Yesterday I introduced yet another plank in my architecture of participation (reference here and here) and anointed it with the term Community.
This morning I read a good post by Robert Patterson who makes the case that Community is going to be “the organization of the future.” Wow!
He talks about differences among Simple, Complicated, and Complex problems. Here’s just a starting sample.

Five years after EPIRA we’re having the same conversations as we were having five years before EPIRA. We (myself included previously and the World Bank, USAID, ADB and others still today) have approached the problem with a tool set designed for the “Complicated”.
But we should be using the rules of Complexity. We cope with Complexity by searching for Emergence.
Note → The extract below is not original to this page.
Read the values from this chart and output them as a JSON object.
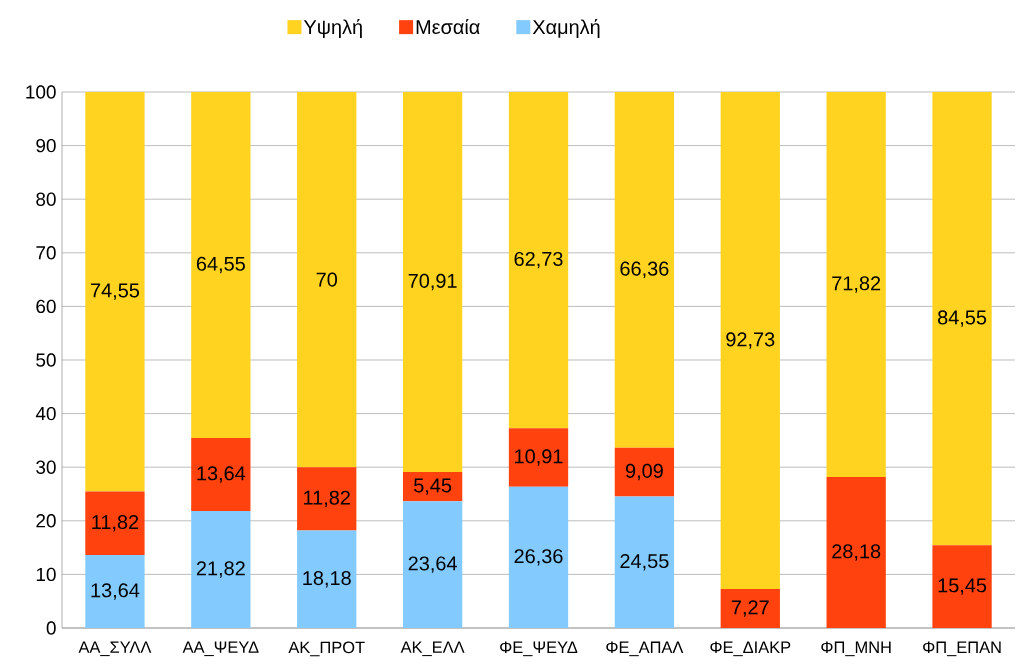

Emergence is a Pattern and you can only see a Pattern with a lot of data. As Robert further says:
This is why Community is going to be the organization of the future where the Many talk to the Many.
Conversation between the Many and the Many is the Darwinian Creative Process that delivers Emergence.
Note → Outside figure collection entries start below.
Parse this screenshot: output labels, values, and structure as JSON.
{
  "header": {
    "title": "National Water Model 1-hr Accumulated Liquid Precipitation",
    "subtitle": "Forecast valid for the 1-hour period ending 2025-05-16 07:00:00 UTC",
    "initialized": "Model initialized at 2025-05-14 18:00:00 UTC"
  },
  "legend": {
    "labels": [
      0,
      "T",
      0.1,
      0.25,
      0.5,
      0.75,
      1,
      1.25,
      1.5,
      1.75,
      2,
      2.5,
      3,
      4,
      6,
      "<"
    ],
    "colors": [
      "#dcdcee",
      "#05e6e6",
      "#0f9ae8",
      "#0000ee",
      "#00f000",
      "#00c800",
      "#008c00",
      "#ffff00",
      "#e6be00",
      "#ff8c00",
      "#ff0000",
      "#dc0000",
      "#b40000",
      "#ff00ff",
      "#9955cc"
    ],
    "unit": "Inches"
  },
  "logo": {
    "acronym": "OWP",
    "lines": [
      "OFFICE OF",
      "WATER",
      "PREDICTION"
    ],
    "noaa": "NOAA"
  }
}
For the right Conversations to happen - you need a Trusted Space. A Trusted Space must be Peer to Peer. Extreme power differences prevent conversation and hence emergence. Hence traditional bureaucracies have profound challenges in coping unless they find ways of opening up the space safely inside to allow for peer to peer.
Collaborative workshops in Manila (or Cebu or Davao) a just too exclusive to cut it. We have to eliminate the dark spots. The team is assembled but we have to realize it’s a process that requires a new ethic.